I suspect there might be an issue related to how Splunk UF interacts with the log file getting full. If anyone has suggestions on how to troubleshoot or resolve this, I'd greatly appreciate it! Hope everyone had a good weekend!
4 Answers
You might want to consider switching to an agent-based SIEM solution, especially if you’re handling this much data. Tools like Wazuh or Graylog could help, and they have options for free use. Managing logs from 2,650 endpoints on one Windows Event Collector must be incredibly challenging!
Also, it's worth checking what event logs are being forwarded. You might not need to forward every log, as it could lead to unnecessary load and costs on Splunk. A more targeted logging approach could improve things significantly.
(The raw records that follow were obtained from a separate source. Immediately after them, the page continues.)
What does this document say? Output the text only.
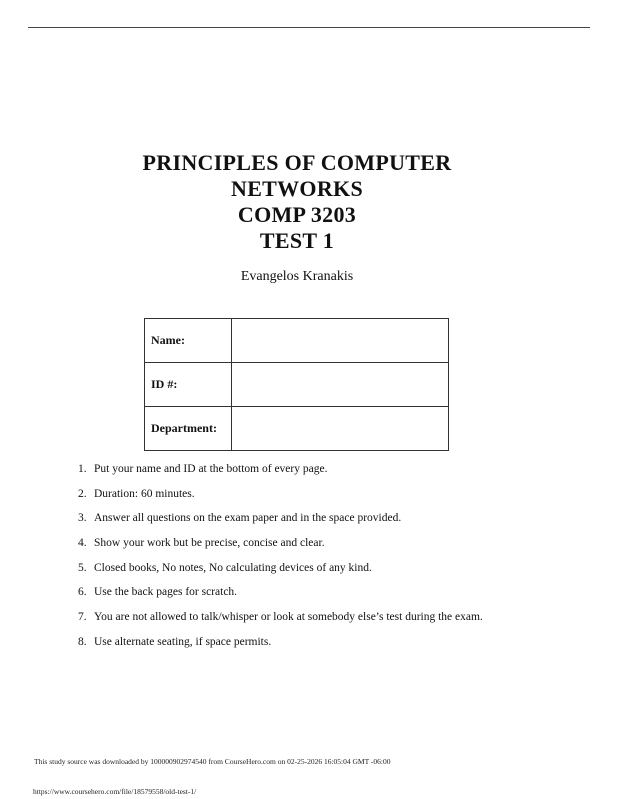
PRINCIPLES OF COMPUTER
NETWORKS
COMP 3203
TEST 1
Evangelos Kranakis
Name:	
ID #:	
Department:	
1. Put your name and ID at the bottom of every page.
2. Duration: 60 minutes.
3. Answer all questions on the exam paper and in the space provided.
4. Show your work but be precise, concise and clear.
5. Closed books, No notes, No calculating devices of any kind.
6. Use the back pages for scratch.
7. You are not allowed to talk/whisper or look at somebody else’s test during the exam.
8. Use alternate seating, if space permits.
This study source was downloaded by 100000902974540 from CourseHero.com on 02-25-2026 16:05:04 GMT -06:00
https://www.coursehero.com/file/18579558/old-test-1/
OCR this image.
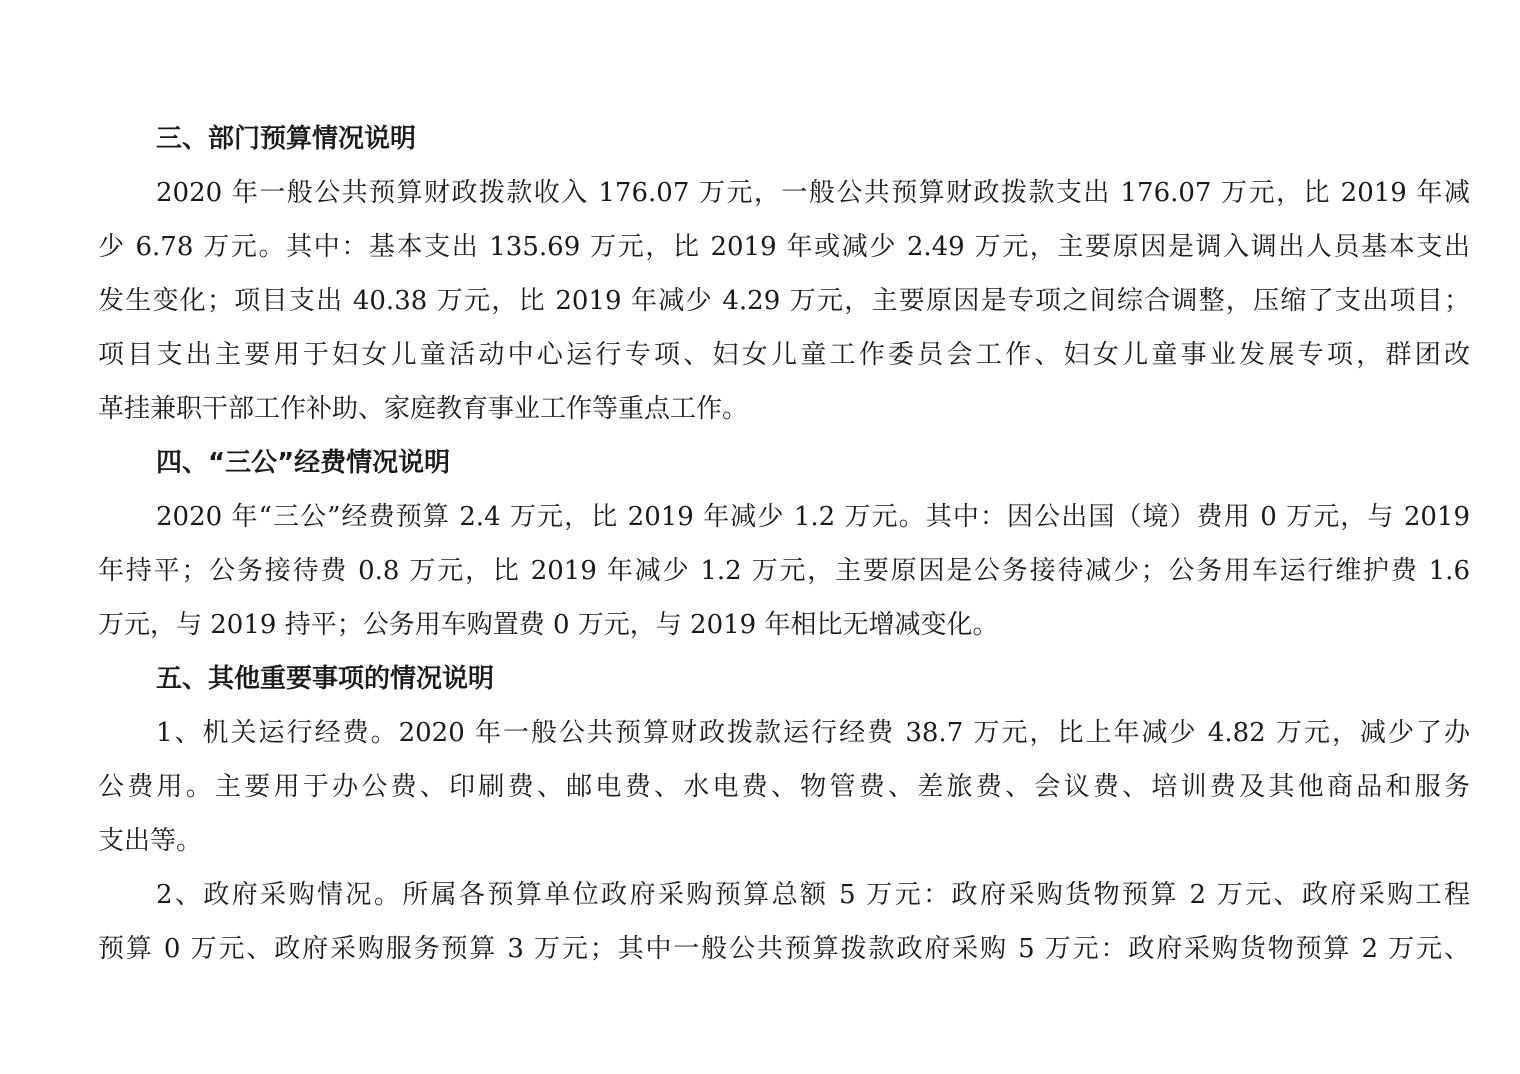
三、部门预算情况说明
2020 年一般公共预算财政拨款收入 176.07 万元，一般公共预算财政拨款支出 176.07 万元，比 2019 年减
少 6.78 万元。其中：基本支出 135.69 万元，比 2019 年或减少 2.49 万元，主要原因是调入调出人员基本支出
发生变化；项目支出 40.38 万元，比 2019 年减少 4.29 万元，主要原因是专项之间综合调整，压缩了支出项目；
项目支出主要用于妇女儿童活动中心运行专项、妇女儿童工作委员会工作、妇女儿童事业发展专项，群团改
革挂兼职干部工作补助、家庭教育事业工作等重点工作。
四、“三公”经费情况说明
2020 年“三公”经费预算 2.4 万元，比 2019 年减少 1.2 万元。其中：因公出国（境）费用 0 万元，与 2019
年持平；公务接待费 0.8 万元，比 2019 年减少 1.2 万元，主要原因是公务接待减少；公务用车运行维护费 1.6
万元，与 2019 持平；公务用车购置费 0 万元，与 2019 年相比无增减变化。
五、其他重要事项的情况说明
1、机关运行经费。2020 年一般公共预算财政拨款运行经费 38.7 万元，比上年减少 4.82 万元，减少了办
公费用。主要用于办公费、印刷费、邮电费、水电费、物管费、差旅费、会议费、培训费及其他商品和服务
支出等。
2、政府采购情况。所属各预算单位政府采购预算总额 5 万元：政府采购货物预算 2 万元、政府采购工程
预算 0 万元、政府采购服务预算 3 万元；其中一般公共预算拨款政府采购 5 万元：政府采购货物预算 2 万元、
As basic as it sounds, have you run DISM and SFC scans to check for system integrity? You might want to run these commands:
`DISM /Online /Cleanup-Image /CheckHealth`
`DISM /Online /Cleanup-Image /ScanHealth`
`DISM /Online /Cleanup-Image /RestoreHealth`
`sfc /scannow`
We had a similar problem where the Windows Event Log service would crash when we had too many logs coming in. Changing the log settings to archive instead of overwrite seemed to fix it. If your current limit is 20MB, it could be hitting that too quickly. Try increasing the log size limit to 2GB and set it to "Archive when full, do not delete." This might give you a chance to troubleshoot before the service crashes again.
That sounds like a solid plan! Moving the logs to another drive could also help avoid filling up the C: drive and causing more issues. Maybe you could consider a PowerShell script to manage old archive logs too.
Just remember, while archiving logs is great, make sure you have a plan for managing those archives to keep overhead low, whether that’s deleting on a schedule or offloading them somewhere cheaper.

For DISM, remember that you can skip directly to `RestoreHealth` since it does the scanning part too. Just doing that can often resolve a ton of underlying issues without needing the other two.